Un vertige qui monte, quelque chose de froid qui remonte dans le ventre.

— Mais alors, à qui ça profite, au final ?

Elle ne plaisante pas, mais le ton de sa réponse est étrange, bizarrement léger :

— En pratique ? À personne…

Relevant sa visière, sourire étrange, son ton devient rêveur :

— On a examiné tous les flux. Tout le code. Il n’y a rien d’autre. Le vecteur d’attaque parfait, mais sans aucune composante offensive. Il est incomplet, inachevé. Pas de backdoor. Pas de système d’espionnage. Pas de contrôle à distance. Juste le minage. Le transit des fonds pour acheter d’autres failles, louer d’autres serveurs, plus de puissance de calcul… Et c’est tout. Un cycle qui ne rapporte rien. Qui se contente de s’étendre.

Ses yeux pivotent dans leur nid de câbles, me fixent.

— Et il mute pour toujours mieux le faire. Le virus au sens le plus pur. S’autorépliquer jusqu’à ce qu’on l’arrête. Si on l’arrête.

— Et sinon, il…

— Continuerait, oui. Virtuellement sans fin.

Elle semble fascinée. Non, vraiment, elle l’est.
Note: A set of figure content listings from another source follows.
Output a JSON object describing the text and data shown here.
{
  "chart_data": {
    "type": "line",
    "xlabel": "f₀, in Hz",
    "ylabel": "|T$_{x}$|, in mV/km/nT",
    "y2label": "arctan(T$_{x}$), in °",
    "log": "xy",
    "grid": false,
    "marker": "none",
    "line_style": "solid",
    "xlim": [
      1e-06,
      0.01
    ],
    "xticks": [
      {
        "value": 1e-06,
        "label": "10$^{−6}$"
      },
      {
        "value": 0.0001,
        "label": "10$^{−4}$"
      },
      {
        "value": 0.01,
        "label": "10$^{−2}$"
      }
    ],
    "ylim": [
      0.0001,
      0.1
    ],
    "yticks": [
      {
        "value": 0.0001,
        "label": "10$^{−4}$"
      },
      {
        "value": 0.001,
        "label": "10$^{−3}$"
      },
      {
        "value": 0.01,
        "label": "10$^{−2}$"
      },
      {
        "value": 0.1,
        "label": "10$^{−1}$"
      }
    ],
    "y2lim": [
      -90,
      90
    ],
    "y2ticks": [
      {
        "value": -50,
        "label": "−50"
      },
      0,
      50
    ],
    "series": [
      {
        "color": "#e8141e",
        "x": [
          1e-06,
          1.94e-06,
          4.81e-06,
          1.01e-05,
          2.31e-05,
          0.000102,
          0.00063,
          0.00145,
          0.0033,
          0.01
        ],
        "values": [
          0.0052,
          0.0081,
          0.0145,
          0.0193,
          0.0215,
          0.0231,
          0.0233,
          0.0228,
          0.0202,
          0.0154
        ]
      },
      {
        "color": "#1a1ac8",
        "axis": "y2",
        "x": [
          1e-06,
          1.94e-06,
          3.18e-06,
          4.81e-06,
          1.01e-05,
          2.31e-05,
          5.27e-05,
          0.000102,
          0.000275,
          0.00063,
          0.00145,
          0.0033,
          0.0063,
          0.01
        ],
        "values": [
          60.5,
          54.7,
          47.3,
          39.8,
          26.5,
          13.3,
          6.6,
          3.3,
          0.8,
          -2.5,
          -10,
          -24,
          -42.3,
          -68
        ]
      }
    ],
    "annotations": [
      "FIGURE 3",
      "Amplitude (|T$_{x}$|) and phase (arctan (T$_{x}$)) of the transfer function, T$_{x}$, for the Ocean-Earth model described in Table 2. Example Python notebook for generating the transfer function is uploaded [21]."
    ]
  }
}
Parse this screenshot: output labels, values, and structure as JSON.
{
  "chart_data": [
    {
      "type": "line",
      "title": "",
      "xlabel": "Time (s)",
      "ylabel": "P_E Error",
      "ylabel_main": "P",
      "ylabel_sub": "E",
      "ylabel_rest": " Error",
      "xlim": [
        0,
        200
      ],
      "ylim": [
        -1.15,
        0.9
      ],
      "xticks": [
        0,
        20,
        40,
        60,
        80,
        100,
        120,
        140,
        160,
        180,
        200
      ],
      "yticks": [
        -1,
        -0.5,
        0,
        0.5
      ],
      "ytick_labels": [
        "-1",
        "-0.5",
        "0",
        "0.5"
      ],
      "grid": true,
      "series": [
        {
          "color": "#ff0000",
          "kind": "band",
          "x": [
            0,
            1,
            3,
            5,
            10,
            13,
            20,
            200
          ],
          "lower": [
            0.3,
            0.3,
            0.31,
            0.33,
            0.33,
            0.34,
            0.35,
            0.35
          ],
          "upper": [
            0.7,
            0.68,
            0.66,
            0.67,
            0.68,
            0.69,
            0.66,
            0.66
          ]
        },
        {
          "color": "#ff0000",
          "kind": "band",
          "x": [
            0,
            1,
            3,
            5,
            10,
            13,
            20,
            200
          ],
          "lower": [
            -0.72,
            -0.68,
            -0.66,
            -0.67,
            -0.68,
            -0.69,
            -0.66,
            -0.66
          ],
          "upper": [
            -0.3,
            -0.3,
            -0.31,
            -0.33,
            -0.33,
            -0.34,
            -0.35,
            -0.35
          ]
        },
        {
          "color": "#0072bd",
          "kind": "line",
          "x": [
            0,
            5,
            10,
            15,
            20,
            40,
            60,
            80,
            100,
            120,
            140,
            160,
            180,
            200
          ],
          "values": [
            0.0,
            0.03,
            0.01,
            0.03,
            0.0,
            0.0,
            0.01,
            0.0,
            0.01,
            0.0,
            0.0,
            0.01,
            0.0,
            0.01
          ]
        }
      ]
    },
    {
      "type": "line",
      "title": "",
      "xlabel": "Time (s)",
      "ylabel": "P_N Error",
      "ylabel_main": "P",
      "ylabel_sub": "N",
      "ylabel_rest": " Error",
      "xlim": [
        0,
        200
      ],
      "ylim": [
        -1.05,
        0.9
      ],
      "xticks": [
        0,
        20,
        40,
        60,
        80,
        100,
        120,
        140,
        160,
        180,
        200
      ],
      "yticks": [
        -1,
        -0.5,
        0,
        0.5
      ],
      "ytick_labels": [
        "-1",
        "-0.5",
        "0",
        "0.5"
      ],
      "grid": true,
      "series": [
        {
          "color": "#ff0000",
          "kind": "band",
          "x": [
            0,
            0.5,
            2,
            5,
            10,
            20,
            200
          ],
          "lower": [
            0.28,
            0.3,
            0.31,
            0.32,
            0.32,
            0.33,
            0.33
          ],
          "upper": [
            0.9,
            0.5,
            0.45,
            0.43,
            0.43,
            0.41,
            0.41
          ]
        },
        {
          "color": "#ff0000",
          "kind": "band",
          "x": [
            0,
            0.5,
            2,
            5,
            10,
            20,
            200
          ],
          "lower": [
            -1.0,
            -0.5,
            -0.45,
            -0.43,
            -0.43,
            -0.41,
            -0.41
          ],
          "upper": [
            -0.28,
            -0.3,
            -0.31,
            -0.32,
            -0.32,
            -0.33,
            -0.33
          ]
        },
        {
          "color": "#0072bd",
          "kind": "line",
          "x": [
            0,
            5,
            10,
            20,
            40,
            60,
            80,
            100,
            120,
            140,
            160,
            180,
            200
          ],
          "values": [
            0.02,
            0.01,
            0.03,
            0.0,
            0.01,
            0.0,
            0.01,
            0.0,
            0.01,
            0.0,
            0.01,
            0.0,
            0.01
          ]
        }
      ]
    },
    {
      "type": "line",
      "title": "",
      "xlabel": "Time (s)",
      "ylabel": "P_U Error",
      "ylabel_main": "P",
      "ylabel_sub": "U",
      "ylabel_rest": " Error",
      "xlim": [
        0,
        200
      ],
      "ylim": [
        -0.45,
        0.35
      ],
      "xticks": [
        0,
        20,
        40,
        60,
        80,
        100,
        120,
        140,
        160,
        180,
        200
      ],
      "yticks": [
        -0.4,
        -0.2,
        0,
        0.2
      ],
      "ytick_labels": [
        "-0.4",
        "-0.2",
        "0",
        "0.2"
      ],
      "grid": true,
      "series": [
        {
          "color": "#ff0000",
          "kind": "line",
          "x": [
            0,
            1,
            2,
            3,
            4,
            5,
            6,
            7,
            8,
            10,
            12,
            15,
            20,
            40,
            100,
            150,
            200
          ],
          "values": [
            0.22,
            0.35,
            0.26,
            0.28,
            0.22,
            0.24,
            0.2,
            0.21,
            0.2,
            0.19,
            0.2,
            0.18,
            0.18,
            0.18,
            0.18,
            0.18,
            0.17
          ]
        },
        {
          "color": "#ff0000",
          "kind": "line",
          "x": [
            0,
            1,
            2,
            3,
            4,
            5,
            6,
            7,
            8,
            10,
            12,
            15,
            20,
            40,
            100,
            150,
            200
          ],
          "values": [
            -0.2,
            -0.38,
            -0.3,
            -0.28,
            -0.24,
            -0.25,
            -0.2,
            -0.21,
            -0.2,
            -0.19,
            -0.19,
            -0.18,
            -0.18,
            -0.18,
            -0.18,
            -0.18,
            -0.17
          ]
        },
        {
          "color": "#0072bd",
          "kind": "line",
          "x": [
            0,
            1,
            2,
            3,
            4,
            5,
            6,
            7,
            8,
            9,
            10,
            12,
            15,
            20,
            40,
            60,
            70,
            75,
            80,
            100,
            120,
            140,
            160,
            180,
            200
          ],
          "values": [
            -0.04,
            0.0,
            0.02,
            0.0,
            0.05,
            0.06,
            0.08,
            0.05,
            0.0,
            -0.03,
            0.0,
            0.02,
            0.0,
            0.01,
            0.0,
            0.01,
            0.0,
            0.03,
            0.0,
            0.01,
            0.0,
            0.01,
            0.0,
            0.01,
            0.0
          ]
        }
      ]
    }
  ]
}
Il n’y a plus d’angoisse, plus de poids. La fatigue, juste. Je pose la tablette, ferme les yeux, appuyé sur les racks de serveur que je sens vibrer. Pulser doucement, comme animés d’une vie, et au final, il y a peut-être cette vie aussi, ou plutôt cette non-vie qui mime la vie, se reproduit, s’adapte, évolue, se répand, et grouille dans mes yeux, dans ceux de Phelps, dans ses implants de hacker, dans les lunettes de Ronand, dans le corps des geeks, des vieillards riches, des militaires, des athlètes, des flics, des politiques, des citoyens aisés, des malades, de nos grille-pains, de nos frigos, et des centres de données qui tournent et pulsent, remodèlent du code que plus personne ne saisit sur un clavier, calculent sans fin des transactions de crypto-monnaie qu’aucun humain n’a jamais passées.